The Lakes – Place of Poets 

Imagine endless lakes, tall mountains, and enchanting forests. There is no wonder that such a place can give birth to some of the most revered English poets. When one sits in the lap of nature, creativity happens unrestrained. 

We’re talking about the Lake District, a hilly region in North West England, located within Cumbria. It is a famous holiday destination for tourists. It is popular for its lakes, mountains, forests, and various poets such as William Wordsworth, Beatrix Potter, and John Ruskin. The Lake District National Park was founded in 1951 and chosen as a UNESCO World Heritage Site in 2017. 

The Lake District is famous for the Lake Poets, a group of English poets in the first half of the nineteenth century. The group of poets and writers include William Wordsworth, Samuel Taylor Coleridge, Robert Southey. The Lake school became a well-known school because of William Wordsworth, Samuel Taylor Coleridge, Robert Southey, and other poets and writers. 

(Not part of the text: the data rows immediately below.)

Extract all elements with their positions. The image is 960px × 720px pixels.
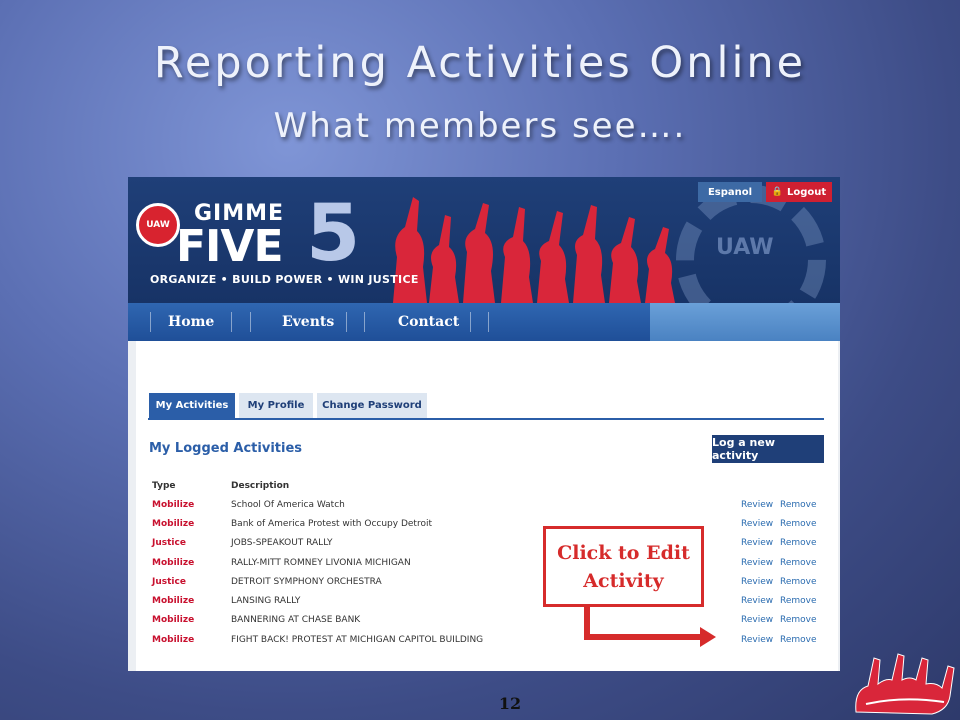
review-link[interactable]: Review xyxy=(741,596,773,606)
row-type: Mobilize xyxy=(152,635,195,645)
review-link[interactable]: Review xyxy=(741,519,773,529)
remove-link[interactable]: Remove xyxy=(780,519,817,529)
logout-button[interactable]: 🔒 Logout xyxy=(766,182,832,202)
section-title: My Logged Activities xyxy=(149,441,303,456)
logo-tagline: ORGANIZE • BUILD POWER • WIN JUSTICE xyxy=(150,273,419,286)
review-link[interactable]: Review xyxy=(741,635,773,645)
logo-five: FIVE xyxy=(176,221,284,272)
column-header-description: Description xyxy=(231,481,290,491)
tab-my-activities[interactable]: My Activities xyxy=(149,393,235,418)
row-type: Justice xyxy=(152,577,186,587)
remove-link[interactable]: Remove xyxy=(780,596,817,606)
nav-divider xyxy=(488,312,489,332)
remove-link[interactable]: Remove xyxy=(780,615,817,625)
logo-5: 5 xyxy=(306,189,361,279)
tab-change-password[interactable]: Change Password xyxy=(317,393,427,418)
nav-divider xyxy=(470,312,471,332)
log-new-activity-button[interactable]: Log a new activity xyxy=(712,435,824,463)
arrow-right-icon xyxy=(700,627,716,647)
crowd-silhouette-icon xyxy=(393,197,675,303)
row-type: Mobilize xyxy=(152,519,195,529)
nav-divider xyxy=(150,312,151,332)
row-type: Mobilize xyxy=(152,615,195,625)
callout-arrow-shaft xyxy=(584,634,702,640)
nav-divider xyxy=(231,312,232,332)
site-banner: UAW UAW GIMME FIVE 5 ORGANIZE • BUILD PO… xyxy=(128,177,840,335)
espanol-button[interactable]: Espanol xyxy=(698,182,762,202)
tab-underline xyxy=(148,418,824,420)
remove-link[interactable]: Remove xyxy=(780,538,817,548)
row-description: BANNERING AT CHASE BANK xyxy=(231,615,361,625)
row-description: School Of America Watch xyxy=(231,500,345,510)
review-link[interactable]: Review xyxy=(741,577,773,587)
slide-subtitle: What members see…. xyxy=(273,106,687,146)
banner-watermark: UAW xyxy=(716,235,774,260)
row-type: Justice xyxy=(152,538,186,548)
slide-title: Reporting Activities Online xyxy=(153,38,807,88)
review-link[interactable]: Review xyxy=(741,500,773,510)
row-type: Mobilize xyxy=(152,500,195,510)
website-screenshot: UAW UAW GIMME FIVE 5 ORGANIZE • BUILD PO… xyxy=(128,177,840,671)
nav-right-panel xyxy=(650,303,840,341)
remove-link[interactable]: Remove xyxy=(780,500,817,510)
lock-icon: 🔒 xyxy=(771,187,784,197)
nav-divider xyxy=(346,312,347,332)
row-description: LANSING RALLY xyxy=(231,596,301,606)
row-type: Mobilize xyxy=(152,558,195,568)
column-header-type: Type xyxy=(152,481,176,491)
row-type: Mobilize xyxy=(152,596,195,606)
row-description: DETROIT SYMPHONY ORCHESTRA xyxy=(231,577,382,587)
remove-link[interactable]: Remove xyxy=(780,635,817,645)
row-description: Bank of America Protest with Occupy Detr… xyxy=(231,519,432,529)
callout-line-1: Click to Edit xyxy=(557,541,690,564)
row-description: JOBS-SPEAKOUT RALLY xyxy=(231,538,333,548)
nav-divider xyxy=(250,312,251,332)
page-number: 12 xyxy=(498,694,522,713)
remove-link[interactable]: Remove xyxy=(780,577,817,587)
nav-item-home[interactable]: Home xyxy=(168,303,214,341)
row-description: RALLY-MITT ROMNEY LIVONIA MICHIGAN xyxy=(231,558,411,568)
review-link[interactable]: Review xyxy=(741,615,773,625)
logout-label: Logout xyxy=(787,186,827,198)
review-link[interactable]: Review xyxy=(741,558,773,568)
row-description: FIGHT BACK! PROTEST AT MICHIGAN CAPITOL … xyxy=(231,635,484,645)
callout-line-2: Activity xyxy=(583,569,664,592)
tab-my-profile[interactable]: My Profile xyxy=(239,393,313,418)
nav-divider xyxy=(364,312,365,332)
nav-item-events[interactable]: Events xyxy=(282,303,334,341)
callout-box: Click to Edit Activity xyxy=(543,526,704,607)
remove-link[interactable]: Remove xyxy=(780,558,817,568)
review-link[interactable]: Review xyxy=(741,538,773,548)
gimme-five-logo-icon xyxy=(855,653,955,715)
nav-item-contact[interactable]: Contact xyxy=(398,303,459,341)
uaw-seal-icon: UAW xyxy=(136,203,180,247)
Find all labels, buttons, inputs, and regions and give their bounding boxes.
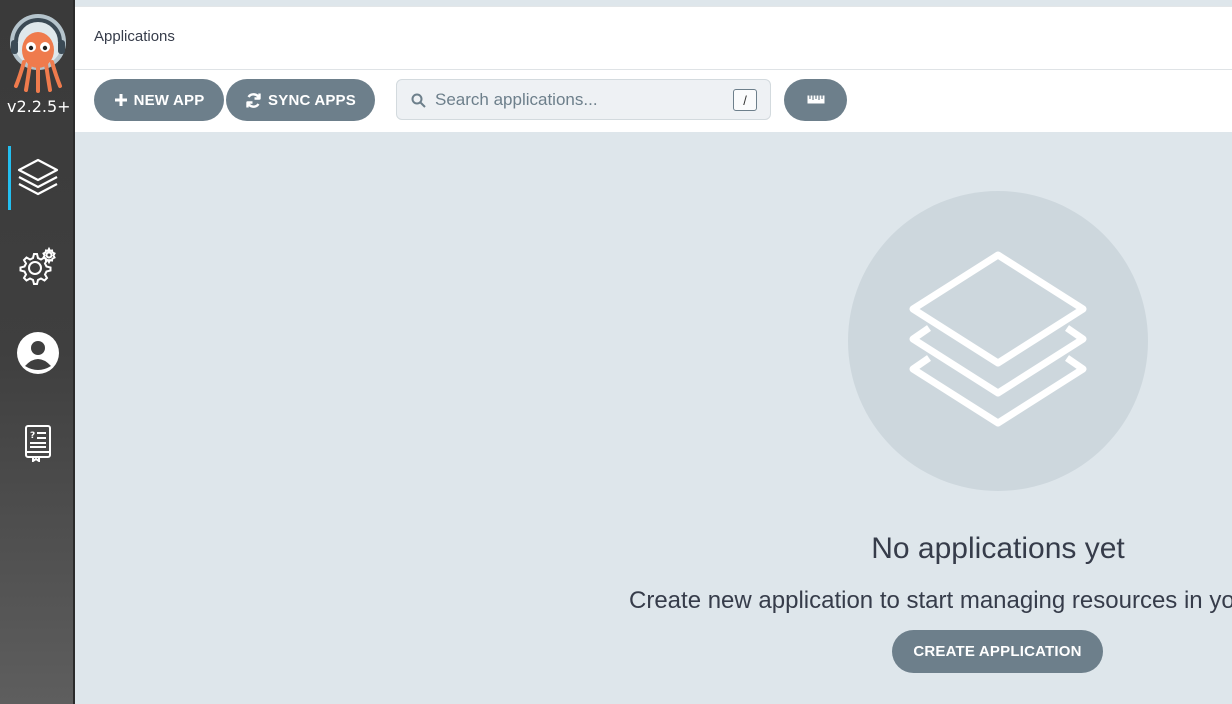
version-label: v2.2.5+8 [7, 97, 70, 116]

The world-famous American singer-songwriter, Taylor Swift, dedicated a song to the Lake District in her eighth studio album, Folklore. The track is referenced to Windermere and one of the famous poets, William Wordsworth. Her lyrics say it all: “Take me to the lakes where all the poets went to die/ Those Windermere peaks look like a perfect place to cry/I have come too far to watch some name dropping sleaze tell me what my Wordsworth are.” 

Largest lakes in the Lake District 

The lake district has the most stunning views of animals and mountain peaks on the British Isles. Various celebrities and athletes, as well as artists, have appreciated this place. There are 19 most popular lakes in the Lakes District, and out of those, the five largest lakes are: 


Windermere is the largest and most famous lake in the southern part of the district. The lake includes 19 islands, and one of the largest of them is the exclusive Belle Isle. 


Ullswater is the second-largest lake in the district, the favorite lake of the poet William Wordsworth. It is a famous destination where luxurious boat trips are offered. It is popular among mountaineers or hikers. 


Derwentwater lies within Cumbria. There are various islands within the lake. One of them is inhabited and is a place of great attraction. Mountains surround it, and slopes that face Derwentwater are highly wooded. 

Bassenthwaite Lake 

Bassenthwaite Lake is situated in the northern part of the Lake District. Photographers and bird-watchers love the lake to observe different birds. The best views can be seen from the minor roads from one of the villages. 

Coniston water

Coniston Water is one of the lakes in the Lakes District, which is the third-largest lake by volume but fifth largest by area. It is hugely popular for boating and mountain climbers, and fell walkers. 

Beautiful spots in The Lake District 

The magnificent mountains and lakes of the Lake District have inspired various artists, poets, and writers to visit the place. There are beautiful views of the lakes, but it also has various spots for outdoor activities. 


Grasmere is a village in the Lake District where there is a former house of William Wordsworth, Wordsworth Museum & Art Gallery, and the family’s burial place at St Oswald’s Church. The area is surrounded by the Central Fells. 

Kendal Castle 

The Kendal castle was built in the late 12th century, and it has been in ruins since then. It is located at the top of the steep mountain having a great view of the city. 


Ambleside is a town in Cumbria and the largest natural lake in England. It is a base for hiking, mountain climbing, and biking. 

Kirkstone Pass 

Kirkstone Pass is a mountain route in the Lake District only for experienced drivers. The drivers have to climb the steep gradient roads. The villages are linked with tiny and narrow roads, and it has the most beautiful routes. 

Castlerigg Stone Circle 

The Castlerigg Stone Circle is located in Cumbria, having 38 stones. It is one of the oldest stones in the Lake District and one of Britain’s impressive historic monument stones. 

All of these make the Lake District a place you must visit at least once in your lifetime. After all, who wouldn’t want to see the destination that became the muse for so many poets?